Im Konzentrationslager Dachau (später auch in Sachsenhausen) werden
Zeugen Jehovas in speziellen Baracken hinter Stacheldraht "isoliert".
22. April 1937
Erlass der Gestapo Berlin: "Sämtliche
Anhänger der IBV, die nach Beendigung der Strafhaft aus den Gefängnissen
entlassen werden, sind unverzüglich in Schutzhaft zu nehmen; ihre
Überführung in ein Konzentrationslager ist unter Darlegung
des Sachverhaltes zu beantragen." In der Folgezeit kommt es zur
Einweisung hunderter Zeugen Jehovas in die KZ.
20. Juni 1937
Ein in Bern verfasster "Offener Brief",
der auf die Verfolgungssituation der Zeugen Jehovas in Deutschland Bezug
nimmt, wird in einer reichsweiten Aktion verteilt.
Herbst 1937
Zweite große Verhaftungswelle von Zeugen
Jehovas. Die reichsweite Aktivität der Zeugen Jehovas kommt daraufhin
zum Stillstand.
1938
Es werden einheitliche Farbcodes für die
KZ-Häftlinge eingeführt. Die Zeugen Jehovas erhalten den "lila
Winkel".
9. Februar 1938
Auguste Imlau wird durch das Sondergericht
Braunschweig wegen "Aufrechterhaltung bzw. Wiedererrichtung der
verbotenen Organsation der internationalen Bibelforscher-Vereinigung"
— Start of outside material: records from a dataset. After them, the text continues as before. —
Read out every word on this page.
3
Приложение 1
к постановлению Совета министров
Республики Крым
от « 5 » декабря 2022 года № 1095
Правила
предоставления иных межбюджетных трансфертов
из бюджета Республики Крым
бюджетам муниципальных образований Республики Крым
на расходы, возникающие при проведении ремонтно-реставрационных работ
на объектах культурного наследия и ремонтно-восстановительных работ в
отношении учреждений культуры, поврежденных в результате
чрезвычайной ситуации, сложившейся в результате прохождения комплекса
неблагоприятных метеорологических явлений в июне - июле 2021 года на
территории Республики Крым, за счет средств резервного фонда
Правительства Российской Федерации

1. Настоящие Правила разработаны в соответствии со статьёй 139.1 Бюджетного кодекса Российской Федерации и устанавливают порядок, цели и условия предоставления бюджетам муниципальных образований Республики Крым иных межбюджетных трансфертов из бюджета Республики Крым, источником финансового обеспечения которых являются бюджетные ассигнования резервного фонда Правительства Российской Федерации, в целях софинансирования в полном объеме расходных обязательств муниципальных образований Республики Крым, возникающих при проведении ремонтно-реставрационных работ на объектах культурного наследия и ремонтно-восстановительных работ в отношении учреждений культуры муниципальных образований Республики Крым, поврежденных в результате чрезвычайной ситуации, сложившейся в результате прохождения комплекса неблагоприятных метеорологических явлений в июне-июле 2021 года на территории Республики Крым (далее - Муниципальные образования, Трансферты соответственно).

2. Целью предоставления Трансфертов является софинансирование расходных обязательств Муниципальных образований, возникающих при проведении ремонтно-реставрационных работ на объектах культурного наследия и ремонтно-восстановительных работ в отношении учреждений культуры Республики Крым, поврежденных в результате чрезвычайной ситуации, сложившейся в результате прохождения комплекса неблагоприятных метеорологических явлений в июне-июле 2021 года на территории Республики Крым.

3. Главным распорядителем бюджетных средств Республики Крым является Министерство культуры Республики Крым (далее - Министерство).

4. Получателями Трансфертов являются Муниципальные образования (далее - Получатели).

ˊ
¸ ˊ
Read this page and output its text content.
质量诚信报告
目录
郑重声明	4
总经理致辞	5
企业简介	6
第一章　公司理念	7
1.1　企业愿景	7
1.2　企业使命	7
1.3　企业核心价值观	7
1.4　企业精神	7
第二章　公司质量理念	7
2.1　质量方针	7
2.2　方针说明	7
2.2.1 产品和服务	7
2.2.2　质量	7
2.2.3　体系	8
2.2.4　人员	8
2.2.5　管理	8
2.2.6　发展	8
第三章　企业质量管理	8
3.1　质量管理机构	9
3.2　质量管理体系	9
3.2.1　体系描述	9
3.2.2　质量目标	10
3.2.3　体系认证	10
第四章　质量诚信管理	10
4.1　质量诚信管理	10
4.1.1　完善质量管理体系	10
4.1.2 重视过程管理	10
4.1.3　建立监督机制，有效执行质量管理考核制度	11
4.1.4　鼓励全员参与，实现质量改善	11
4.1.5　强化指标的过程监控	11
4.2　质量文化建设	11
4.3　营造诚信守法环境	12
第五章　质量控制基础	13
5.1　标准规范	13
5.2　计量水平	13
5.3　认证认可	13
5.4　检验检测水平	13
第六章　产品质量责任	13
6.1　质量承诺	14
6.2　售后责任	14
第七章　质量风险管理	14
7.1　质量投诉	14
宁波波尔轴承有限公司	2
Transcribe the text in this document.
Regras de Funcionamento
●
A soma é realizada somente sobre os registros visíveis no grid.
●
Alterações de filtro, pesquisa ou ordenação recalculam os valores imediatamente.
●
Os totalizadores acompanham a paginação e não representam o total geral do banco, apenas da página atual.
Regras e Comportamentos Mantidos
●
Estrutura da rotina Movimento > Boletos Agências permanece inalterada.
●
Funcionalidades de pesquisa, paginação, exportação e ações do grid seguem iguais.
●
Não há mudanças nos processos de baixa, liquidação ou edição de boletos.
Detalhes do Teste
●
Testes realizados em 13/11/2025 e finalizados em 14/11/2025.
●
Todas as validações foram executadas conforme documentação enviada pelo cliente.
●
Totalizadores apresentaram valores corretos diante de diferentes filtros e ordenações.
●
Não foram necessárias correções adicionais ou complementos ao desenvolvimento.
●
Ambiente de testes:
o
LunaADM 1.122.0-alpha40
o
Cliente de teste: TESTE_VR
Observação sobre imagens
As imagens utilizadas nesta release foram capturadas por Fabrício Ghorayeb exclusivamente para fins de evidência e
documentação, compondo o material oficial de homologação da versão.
zu acht Monaten Gefängnis verurteilt.
März 1938
Totale Postsperre für die Zeugen Jehovas
in den KZ. Die Beschränkung im Briefverkehr wird durch einen Stempel
auf den Briefbögen deutlich gemacht: "Der Schutzhäftling
ist nach wie vor hartnäckiger Bibelforscher und weigert sich, von
der Irrlehre der Bibelforscher abzulassen. Aus diesem Grunde ist ihm
lediglich die Erleichterung, den sonst üblichen Briefverkehr zu
pflegen, genommen worden."
18. Februar 1939
Auguste Imlau wird wiederum durch ein Sondergericht
zu einem Jahr Gefängnis verurteilt.
11. Januar 1940
Schutzhaftbefehl der Gestapo Berlin gegen Auguste
Imlau mit der Begründung, "daß Sie durch ihr Verhalten
den Bestand und die Sicherheit des Volkes und Staates" gefährde.
In der Folge verbringt Auguste Imlau insgesamt fünf Jahre und acht
Monate im Konzentrationslager Ravensbrück.
7. Februar 1940
Seit Kriegsbeginn ergehen militärgerichtliche
Todesurteile gegen Zeugen Jehovas, da diese den Wehrdienst verweigern.
ab 1942
Verbesserung der Überlebensbedingungen
in den KZ für die Zeugen Jehovas.
6. März 1944
Dr. Robert Ritter kündigt in einem Schreiben
an den Präsidenten des Reichsforschungsrats an, Untersuchungen
über die "Sippenherkunft" der Zeuginnen Jehovas im Frauen-KZ
Ravensbrück zu beginnen, um über den Erbwert der Angehörigen
von Bibelforscherfamilien ein Bild zu gewinnen.
1933 bis 1945
Von den ca. 25.000 Anhängern dieser Glaubensgemeinschaft
zu Beginn des "Dritten Reiches" werden ungefähr 10.000
für eine unterschiedlich lange Dauer inhaftiert. 2.000 kommen ins
KZ. 1.200 sterben oder werden ermordet, darunter ca. 250 Zeugen Jehovas,
die vornehmlich wegen Kriegsdienstverweigerung hingerichtet werden.
Quellen:
Hans Hesse (Hg.): "Am mutigsten waren immer wieder die Zeugen
Jehovas". Verfolgung und Widerstand der Zeugen Jehovas im Nationalsozialismus.
Bremen 1998.
Informationsdienst der Zeugen Jehovas.